I am on the local residents association committee which generates a quite a bit of documentation through its various activities and there is a paper archive stretching back to the 30's.

It has been suggested that we should digitise it. At the same time most of the current documentation is held as emails and attachments so I thought it would make sense to see if there was a document management system which would suit our needs or standards to follow.

I was wondering if anybody had similar experience and had any advice to offer.

Regards

Roger Munford


Having been in similar position for a company I was working for, I can not stress enough of the importance of having the right person (better still persons) that does the scanning.
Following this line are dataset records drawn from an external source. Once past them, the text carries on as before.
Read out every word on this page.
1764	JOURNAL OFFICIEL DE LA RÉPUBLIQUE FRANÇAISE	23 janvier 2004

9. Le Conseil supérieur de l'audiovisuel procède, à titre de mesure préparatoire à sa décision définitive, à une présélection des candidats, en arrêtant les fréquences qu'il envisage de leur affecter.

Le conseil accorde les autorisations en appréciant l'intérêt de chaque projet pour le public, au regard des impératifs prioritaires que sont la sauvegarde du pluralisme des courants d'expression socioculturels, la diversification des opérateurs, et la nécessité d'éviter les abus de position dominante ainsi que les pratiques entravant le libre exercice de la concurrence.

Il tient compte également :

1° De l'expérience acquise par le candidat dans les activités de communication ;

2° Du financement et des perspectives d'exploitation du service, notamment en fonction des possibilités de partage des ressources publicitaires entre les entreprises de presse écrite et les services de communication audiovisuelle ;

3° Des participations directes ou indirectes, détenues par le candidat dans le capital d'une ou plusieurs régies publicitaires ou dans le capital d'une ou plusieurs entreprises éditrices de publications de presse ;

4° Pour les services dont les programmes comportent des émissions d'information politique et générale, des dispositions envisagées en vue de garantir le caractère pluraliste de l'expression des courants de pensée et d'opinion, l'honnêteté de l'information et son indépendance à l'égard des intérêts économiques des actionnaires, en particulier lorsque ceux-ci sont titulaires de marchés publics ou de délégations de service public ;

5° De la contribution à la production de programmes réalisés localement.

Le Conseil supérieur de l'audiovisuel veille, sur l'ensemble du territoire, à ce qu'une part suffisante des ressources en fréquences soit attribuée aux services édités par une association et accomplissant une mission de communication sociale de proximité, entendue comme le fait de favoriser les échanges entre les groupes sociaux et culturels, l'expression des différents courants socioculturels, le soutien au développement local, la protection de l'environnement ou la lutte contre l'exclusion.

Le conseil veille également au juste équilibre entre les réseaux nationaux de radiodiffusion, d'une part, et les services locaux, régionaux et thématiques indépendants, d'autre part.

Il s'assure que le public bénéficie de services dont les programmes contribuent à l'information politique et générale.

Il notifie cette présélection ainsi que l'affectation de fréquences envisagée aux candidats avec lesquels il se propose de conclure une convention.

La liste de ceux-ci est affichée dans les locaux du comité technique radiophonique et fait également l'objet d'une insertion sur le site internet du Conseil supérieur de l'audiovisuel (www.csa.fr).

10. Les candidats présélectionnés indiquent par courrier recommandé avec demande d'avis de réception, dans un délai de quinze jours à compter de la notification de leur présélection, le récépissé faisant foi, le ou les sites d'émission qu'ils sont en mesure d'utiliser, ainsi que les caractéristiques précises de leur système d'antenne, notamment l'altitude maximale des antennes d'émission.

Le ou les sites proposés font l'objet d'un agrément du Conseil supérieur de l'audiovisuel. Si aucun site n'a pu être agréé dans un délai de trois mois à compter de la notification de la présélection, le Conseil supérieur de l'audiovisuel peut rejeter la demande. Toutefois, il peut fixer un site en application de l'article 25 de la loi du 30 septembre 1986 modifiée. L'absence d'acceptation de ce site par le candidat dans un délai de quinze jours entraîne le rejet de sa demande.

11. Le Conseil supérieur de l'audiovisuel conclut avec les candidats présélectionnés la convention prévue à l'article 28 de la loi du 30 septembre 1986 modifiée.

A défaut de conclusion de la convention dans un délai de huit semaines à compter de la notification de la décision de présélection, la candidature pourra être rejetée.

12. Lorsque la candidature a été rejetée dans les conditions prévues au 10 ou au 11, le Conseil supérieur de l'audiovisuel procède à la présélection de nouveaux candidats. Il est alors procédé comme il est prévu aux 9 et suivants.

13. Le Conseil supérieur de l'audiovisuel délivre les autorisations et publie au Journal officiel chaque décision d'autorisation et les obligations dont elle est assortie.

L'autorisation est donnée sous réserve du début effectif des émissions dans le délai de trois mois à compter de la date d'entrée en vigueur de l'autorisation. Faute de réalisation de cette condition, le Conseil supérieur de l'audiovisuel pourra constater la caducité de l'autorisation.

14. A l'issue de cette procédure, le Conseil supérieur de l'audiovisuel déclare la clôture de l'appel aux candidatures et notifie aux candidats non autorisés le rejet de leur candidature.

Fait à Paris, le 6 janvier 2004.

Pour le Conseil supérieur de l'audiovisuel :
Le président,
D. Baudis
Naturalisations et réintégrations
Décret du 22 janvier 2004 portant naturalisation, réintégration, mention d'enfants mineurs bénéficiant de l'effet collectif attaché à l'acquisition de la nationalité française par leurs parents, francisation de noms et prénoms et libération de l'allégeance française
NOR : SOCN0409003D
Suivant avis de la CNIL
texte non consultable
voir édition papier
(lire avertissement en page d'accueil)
Regardless of how good the program that you use to index and archive the files, if the person doing the scanning does not understand what they are scanning then what is scanned will be worthless.
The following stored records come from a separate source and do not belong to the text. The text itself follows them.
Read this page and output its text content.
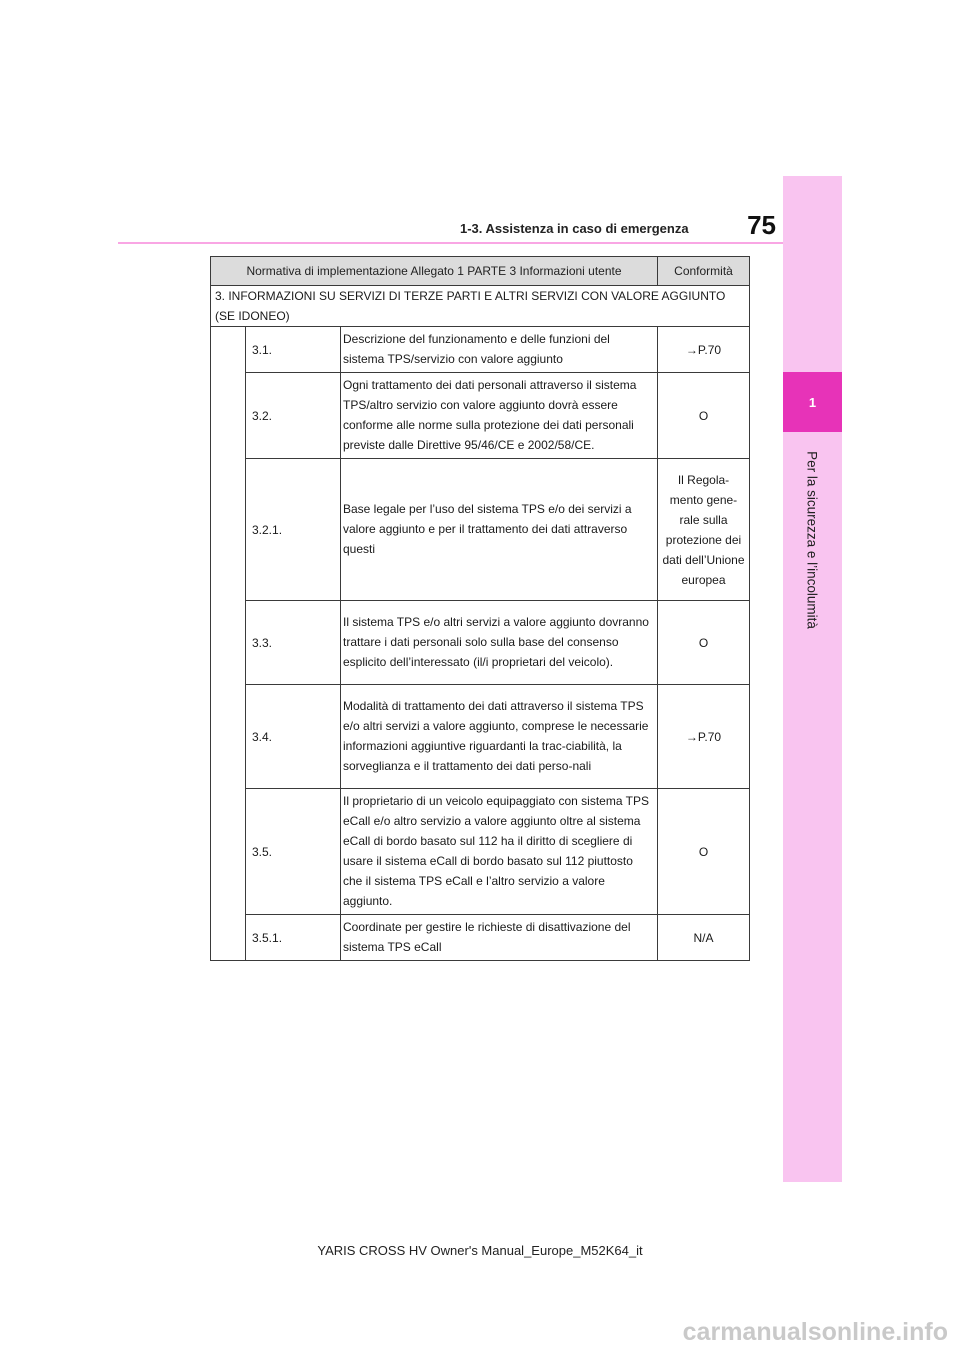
1
Per la sicurezza e l’incolumità
75
1-3. Assistenza in caso di emergenza
Normativa di implementazione Allegato 1 PARTE 3 Informazioni utente			Conformità
3. INFORMAZIONI SU SERVIZI DI TERZE PARTI E ALTRI SERVIZI CON VALORE AGGIUNTO (SE IDONEO)			
	3.1.	Descrizione del funzionamento e delle funzioni del sistema TPS/servizio con valore aggiunto	→P.70
	3.2.	Ogni trattamento dei dati personali attraverso il sistema TPS/altro servizio con valore aggiunto dovrà essere conforme alle norme sulla protezione dei dati personali previste dalle Direttive 95/46/CE e 2002/58/CE.	O
	3.2.1.	Base legale per l’uso del sistema TPS e/o dei servizi a valore aggiunto e per il trattamento dei dati attraverso questi	Il Regola-mento gene-rale sulla protezione dei dati dell’Unione europea
	3.3.	Il sistema TPS e/o altri servizi a valore aggiunto dovranno trattare i dati personali solo sulla base del consenso esplicito dell’interessato (il/i proprietari del veicolo).	O
	3.4.	Modalità di trattamento dei dati attraverso il sistema TPS e/o altri servizi a valore aggiunto, comprese le necessarie informazioni aggiuntive riguardanti la trac-ciabilità, la sorveglianza e il trattamento dei dati perso-nali	→P.70
	3.5.	Il proprietario di un veicolo equipaggiato con sistema TPS eCall e/o altro servizio a valore aggiunto oltre al sistema eCall di bordo basato sul 112 ha il diritto di scegliere di usare il sistema eCall di bordo basato sul 112 piuttosto che il sistema TPS eCall e l’altro servizio a valore aggiunto.	O
	3.5.1.	Coordinate per gestire le richieste di disattivazione del sistema TPS eCall	N/A
YARIS CROSS HV Owner's Manual_Europe_M52K64_it
carmanualsonline.info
It would be far better to have a group of people that do the scanning so that when illness stop one member of the group or somebody leaves and other people that replace them that there is a continuity to the scanning from start to finish, so that a high standard of sorting and prepping of the paperwork is carried out.

The sorting and prepping of paperwork will include removing all staples, paper clips and other type of paper bindings. Cleaning the paper, dust will ruin the scan images and will require that the scanner is serviced. Unfolding the pages so that they don't jam up the scanner paper feed (I would recommend getting a scanner with a page feeder rather than a flat bed scanner).

Once scanned you will need to decide what to do with the paperwork its self, some of it may be of historical importance and needs to be kept while other paperwork can be destroyed.

I have used the Kodak Alaris i1150 which is a good desk scanner for the likes of a receptionist or accounts person to scan those bits of paper that come in via post and for bigger batches of scanning we used the Fujitsu fi 6670A which was used for processing large batches of paperwork (both in a Windows world though although there are linux drivers for the Kodak device from Kodak).

Also don't forget to consider the storage and backup of the archive that you produce, stored on a single hard disk of somebody's PC is not going to be ideal.